When you work for your own company you can decide how much salary to pay yourself, how much to pay into your pension fund, and what proportion of the remaining profits to take as a dividend. The split is important as it will affect the tax and national insurance payable by you and your company.
A salary just sufficient to be covered by your personal allowance (£10,600 for 2015/16), will be tax free, assuming you have no other income. However, if your company has more than one employee (including directors), a salary of over £10,000 (for 2015/16) will mean the recipient has to be automatically enrolled in the company’s pension scheme, under the auto-enrolment rules.
You must pay national insurance contributions (NIC) at 12% on your salary above £8,060. So if the company pays you £10,600, you take home £10,295 after NIC deductions.

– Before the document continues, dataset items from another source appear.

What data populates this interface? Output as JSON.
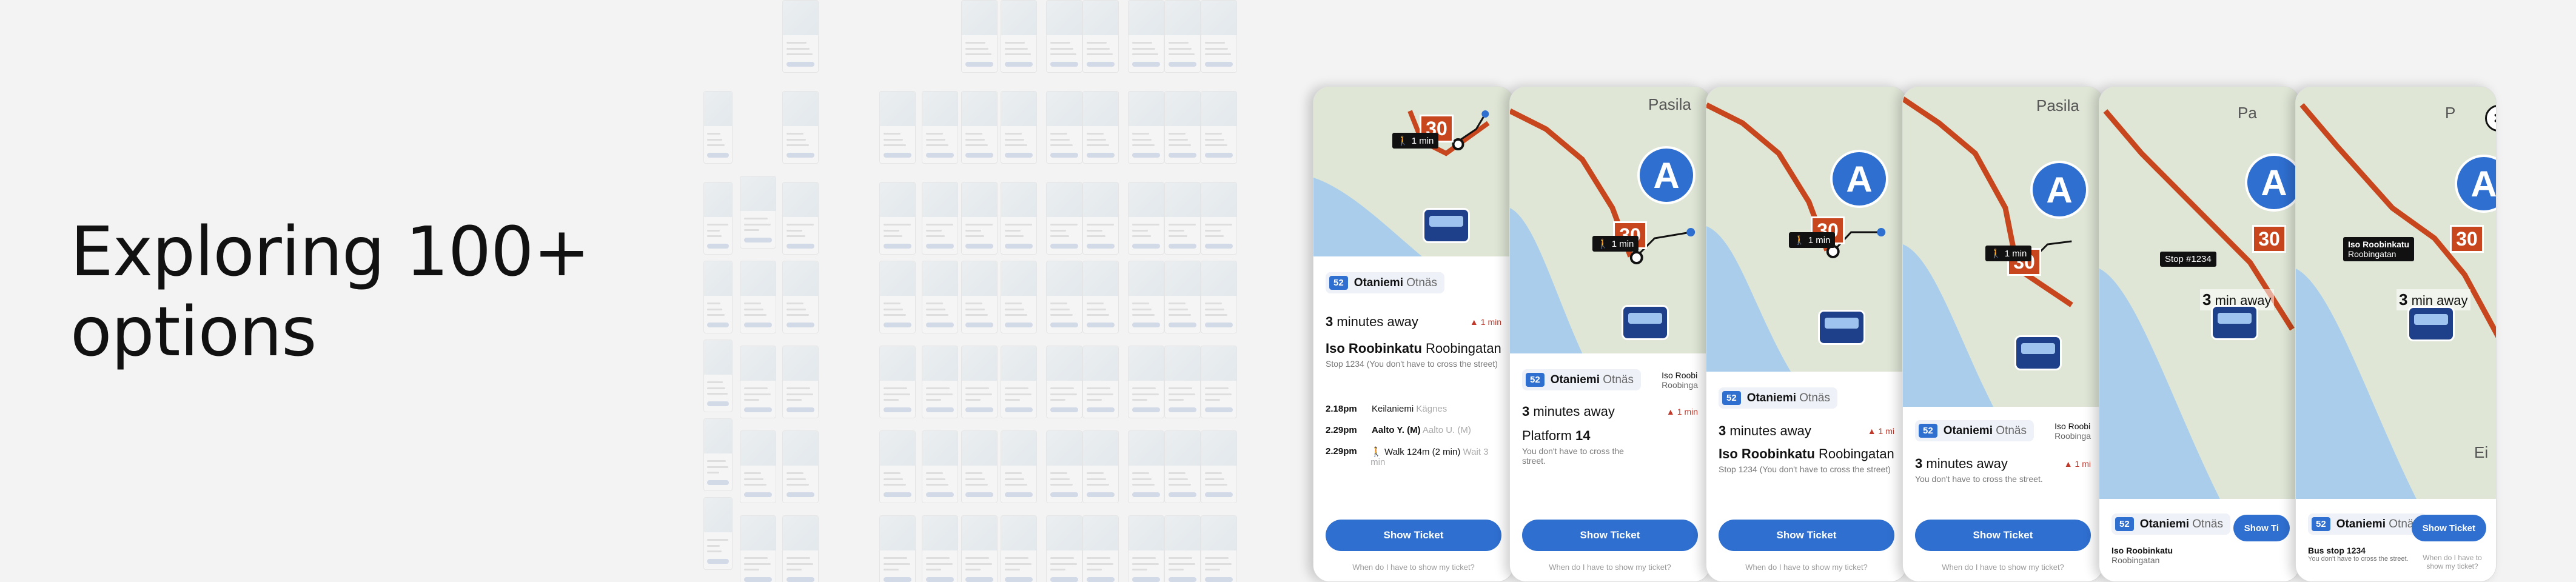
{
  "heading": {
    "line1": "Exploring 100+",
    "line2": "options"
  },
  "colors": {
    "accent": "#2f6fd0",
    "route": "#c8461d",
    "warning": "#c0392b",
    "bus": "#1e3f8a"
  },
  "phones": [
    {
      "line": "52",
      "dest_fi": "Otaniemi",
      "dest_sv": "Otnäs",
      "eta_num": "3",
      "eta_text": "minutes away",
      "warn": "1 min",
      "stop_fi": "Iso Roobinkatu",
      "stop_sv": "Roobingatan",
      "stop_sub": "Stop 1234 (You don't have to cross the street)",
      "route": [
        {
          "time": "2.18pm",
          "fi": "Keilaniemi",
          "sv": "Kägnes",
          "extra": ""
        },
        {
          "time": "2.29pm",
          "fi": "Aalto Y. (M)",
          "sv": "Aalto U. (M)",
          "extra": ""
        },
        {
          "time": "2.29pm",
          "fi": "Walk 124m (2 min)",
          "sv": "",
          "extra": "Wait 3 min"
        }
      ],
      "route_tag": "30",
      "walk": "1 min",
      "button": "Show Ticket",
      "link": "When do I have to show my ticket?"
    },
    {
      "line": "52",
      "dest_fi": "Otaniemi",
      "dest_sv": "Otnäs",
      "eta_num": "3",
      "eta_text": "minutes away",
      "warn": "1 min",
      "side_stop_fi": "Iso Roobi",
      "side_stop_sv": "Roobinga",
      "platform_label": "Platform",
      "platform_num": "14",
      "stop_sub": "You don't have to cross the street.",
      "map_label": "Pasila",
      "metro": "A",
      "route_tag": "30",
      "walk": "1 min",
      "button": "Show Ticket",
      "link": "When do I have to show my ticket?"
    },
    {
      "line": "52",
      "dest_fi": "Otaniemi",
      "dest_sv": "Otnäs",
      "eta_num": "3",
      "eta_text": "minutes away",
      "warn": "1 mi",
      "stop_fi": "Iso Roobinkatu",
      "stop_sv": "Roobingatan",
      "stop_sub": "Stop 1234 (You don't have to cross the street)",
      "metro": "A",
      "route_tag": "30",
      "walk": "1 min",
      "button": "Show Ticket",
      "link": "When do I have to show my ticket?"
    },
    {
      "line": "52",
      "dest_fi": "Otaniemi",
      "dest_sv": "Otnäs",
      "side_stop_fi": "Iso Roobi",
      "side_stop_sv": "Roobinga",
      "eta_num": "3",
      "eta_text": "minutes away",
      "warn": "1 mi",
      "stop_sub": "You don't have to cross the street.",
      "map_label": "Pasila",
      "metro": "A",
      "route_tag": "30",
      "walk": "1 min",
      "button": "Show Ticket",
      "link": "When do I have to show my ticket?"
    },
    {
      "line": "52",
      "dest_fi": "Otaniemi",
      "dest_sv": "Otnäs",
      "stop_fi": "Iso Roobinkatu",
      "stop_sv": "Roobingatan",
      "stop_ann": "Stop #1234",
      "eta_num": "3",
      "eta_text": "min away",
      "map_label": "Pa",
      "metro": "A",
      "route_tag": "30",
      "button": "Show Ti"
    },
    {
      "line": "52",
      "dest_fi": "Otaniemi",
      "dest_sv": "Otnäs",
      "stop_fi": "Bus stop 1234",
      "stop_sub": "You don't have to cross the street.",
      "stop_ann_fi": "Iso Roobinkatu",
      "stop_ann_sv": "Roobingatan",
      "eta_num": "3",
      "eta_text": "min away",
      "map_label": "P",
      "map_label2": "Ei",
      "metro": "A",
      "route_tag": "30",
      "button": "Show Ticket",
      "link": "When do I have to show my ticket?",
      "close": "×"
    }
  ]
}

The company will also pay employer’s NIC of £343.34 on that salary. However, most companies are entitled to an employment allowance of £2,000 p.a. to set against NIC due for all the employees. This means the company doesn’t pay over employer’s NIC until the £2,000 allowance is used up.

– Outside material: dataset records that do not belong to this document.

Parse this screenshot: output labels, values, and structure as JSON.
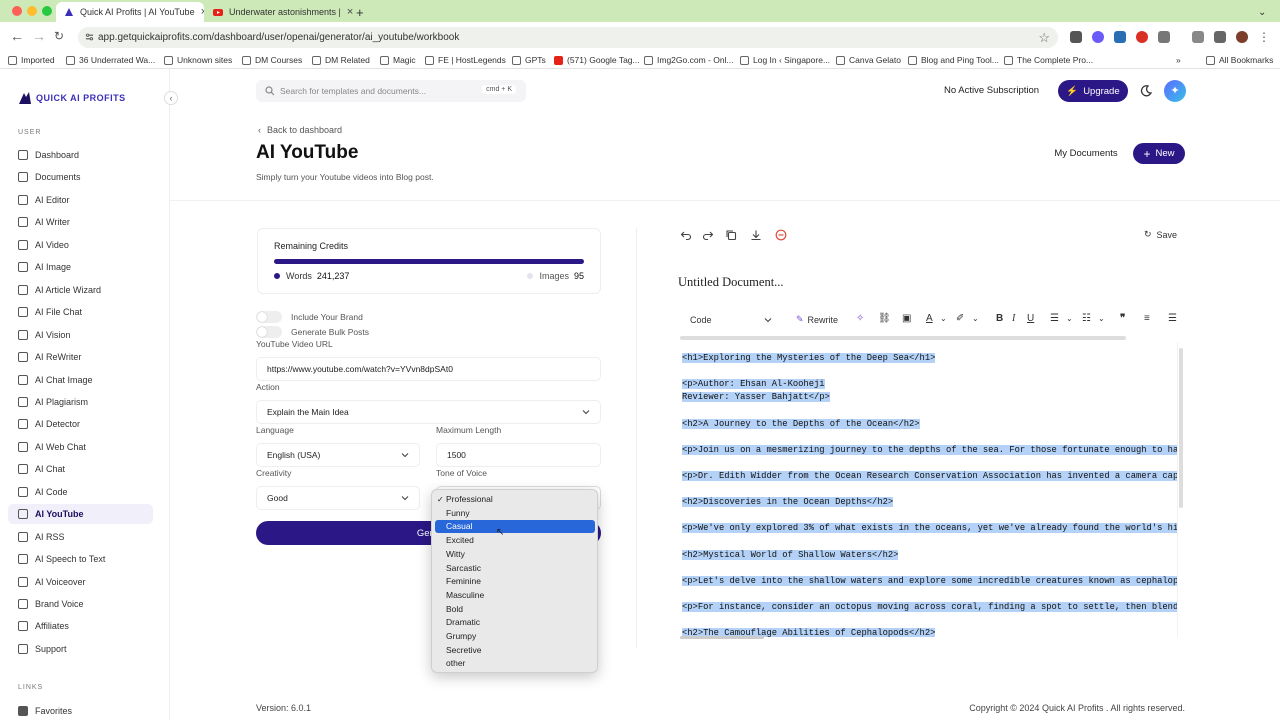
{
  "browser": {
    "tabs": [
      {
        "title": "Quick AI Profits | AI YouTube",
        "active": true
      },
      {
        "title": "Underwater astonishments | ",
        "active": false
      }
    ],
    "url": "app.getquickaiprofits.com/dashboard/user/openai/generator/ai_youtube/workbook",
    "bookmarks": [
      "Imported",
      "36 Underrated Wa...",
      "Unknown sites",
      "DM Courses",
      "DM Related",
      "Magic",
      "FE | HostLegends",
      "GPTs",
      "(571) Google Tag...",
      "Img2Go.com - Onl...",
      "Log In ‹ Singapore...",
      "Canva Gelato",
      "Blog and Ping Tool...",
      "The Complete Pro..."
    ],
    "all_bookmarks": "All Bookmarks"
  },
  "brand": {
    "name": "QUICK AI PROFITS",
    "accent": "#2b1886"
  },
  "sidebar": {
    "user_label": "USER",
    "items": [
      {
        "label": "Dashboard"
      },
      {
        "label": "Documents"
      },
      {
        "label": "AI Editor"
      },
      {
        "label": "AI Writer"
      },
      {
        "label": "AI Video"
      },
      {
        "label": "AI Image"
      },
      {
        "label": "AI Article Wizard"
      },
      {
        "label": "AI File Chat"
      },
      {
        "label": "AI Vision"
      },
      {
        "label": "AI ReWriter"
      },
      {
        "label": "AI Chat Image"
      },
      {
        "label": "AI Plagiarism"
      },
      {
        "label": "AI Detector"
      },
      {
        "label": "AI Web Chat"
      },
      {
        "label": "AI Chat"
      },
      {
        "label": "AI Code"
      },
      {
        "label": "AI YouTube"
      },
      {
        "label": "AI RSS"
      },
      {
        "label": "AI Speech to Text"
      },
      {
        "label": "AI Voiceover"
      },
      {
        "label": "Brand Voice"
      },
      {
        "label": "Affiliates"
      },
      {
        "label": "Support"
      }
    ],
    "links_label": "LINKS",
    "favorites": "Favorites"
  },
  "topbar": {
    "search_placeholder": "Search for templates and documents...",
    "shortcut": "cmd + K",
    "subscription": "No Active Subscription",
    "upgrade": "Upgrade"
  },
  "header": {
    "back": "Back to dashboard",
    "title": "AI YouTube",
    "subtitle": "Simply turn your Youtube videos into Blog post.",
    "my_documents": "My Documents",
    "new": "New"
  },
  "credits": {
    "label": "Remaining Credits",
    "words_label": "Words",
    "words": "241,237",
    "images_label": "Images",
    "images": "95",
    "words_fraction": 1.0
  },
  "form": {
    "include_brand": "Include Your Brand",
    "bulk_posts": "Generate Bulk Posts",
    "url_label": "YouTube Video URL",
    "url_value": "https://www.youtube.com/watch?v=YVvn8dpSAt0",
    "action_label": "Action",
    "action_value": "Explain the Main Idea",
    "language_label": "Language",
    "language_value": "English (USA)",
    "maxlen_label": "Maximum Length",
    "maxlen_value": "1500",
    "creativity_label": "Creativity",
    "creativity_value": "Good",
    "tone_label": "Tone of Voice",
    "generate": "Gene",
    "tone_options": [
      "Professional",
      "Funny",
      "Casual",
      "Excited",
      "Witty",
      "Sarcastic",
      "Feminine",
      "Masculine",
      "Bold",
      "Dramatic",
      "Grumpy",
      "Secretive",
      "other"
    ],
    "tone_checked": "Professional",
    "tone_highlighted": "Casual"
  },
  "editor": {
    "save": "Save",
    "doc_title": "Untitled Document...",
    "format": "Code",
    "rewrite": "Rewrite",
    "lines": [
      "<h1>Exploring the Mysteries of the Deep Sea</h1>",
      "",
      "<p>Author: Ehsan Al-Kooheji",
      "Reviewer: Yasser Bahjatt</p>",
      "",
      "<h2>A Journey to the Depths of the Ocean</h2>",
      "",
      "<p>Join us on a mesmerizing journey to the depths of the sea. For those fortunate enough to ha",
      "",
      "<p>Dr. Edith Widder from the Ocean Research Conservation Association has invented a camera cap",
      "",
      "<h2>Discoveries in the Ocean Depths</h2>",
      "",
      "<p>We've only explored 3% of what exists in the oceans, yet we've already found the world's hi",
      "",
      "<h2>Mystical World of Shallow Waters</h2>",
      "",
      "<p>Let's delve into the shallow waters and explore some incredible creatures known as cephalop",
      "",
      "<p>For instance, consider an octopus moving across coral, finding a spot to settle, then blend",
      "",
      "<h2>The Camouflage Abilities of Cephalopods</h2>"
    ]
  },
  "footer": {
    "version": "Version: 6.0.1",
    "copyright": "Copyright © 2024 Quick AI Profits . All rights reserved."
  }
}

You could pay yourself a salary just under the NI threshold of £8,060, so you receive an NI credit towards your state pension, but you don’t actually pay any tax or NI. However, at that annual salary level you will be “wasting” £2,540 of your tax free personal allowance, unless you have other income to cover it.

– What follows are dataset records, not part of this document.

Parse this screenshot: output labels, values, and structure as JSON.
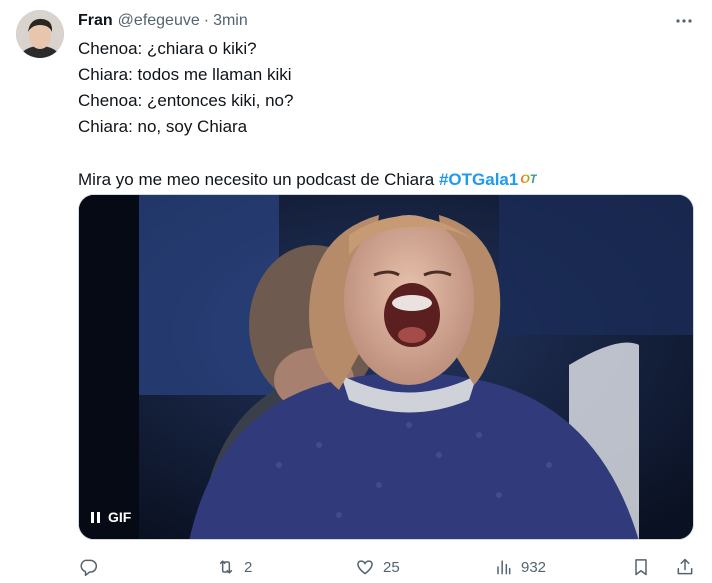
{
  "tweet": {
    "author_name": "Fran",
    "author_handle": "@efegeuve",
    "separator": "·",
    "time": "3min",
    "more_label": "···",
    "lines": [
      "Chenoa: ¿chiara o kiki?",
      "Chiara: todos me llaman kiki",
      "Chenoa: ¿entonces kiki, no?",
      "Chiara: no, soy Chiara"
    ],
    "final_text": "Mira yo me meo necesito un podcast de Chiara ",
    "hashtag": "#OTGala1",
    "hashtag_emoji": "OT"
  },
  "media": {
    "type": "gif",
    "badge": "GIF",
    "state": "playing"
  },
  "actions": {
    "reply": {
      "icon": "reply-icon",
      "count": ""
    },
    "retweet": {
      "icon": "retweet-icon",
      "count": "2"
    },
    "like": {
      "icon": "heart-icon",
      "count": "25"
    },
    "views": {
      "icon": "views-icon",
      "count": "932"
    },
    "bookmark": {
      "icon": "bookmark-icon"
    },
    "share": {
      "icon": "share-icon"
    }
  },
  "colors": {
    "accent": "#1d9bf0",
    "text": "#0f1419",
    "muted": "#536471"
  }
}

A dividend is a payment a company can make to shareholders if it has made enough profit. You can’t count dividends as business costs when you work out your Corporation Tax. Your company mustn’t pay out more in dividends than its available profits from current and previous financial years.
You must usually pay dividends to all shareholders.
To pay a dividend, you must:
- Hold a directors’ meeting to ‘declare’ the dividend
- Keep minutes of the meeting, even if you’re the only director
For each dividend payment the company makes, you must write up a dividend voucher showing the:
- Company name
- Names of the shareholders being paid a dividend
Finally, don’t forget your company can make contributions into your pension scheme and get a tax deduction for the cost. From 6 April 2015, if you are aged 55 or more you will be able to draw all funds from that scheme, although 75% of the fund will be taxable in your hands.
The implications of drawing funds out of a pension scheme can be complex and irreversible, so you should take advice from a financial adviser registered with the financial conduct authority (FCA) before making any decisions concerning pensions.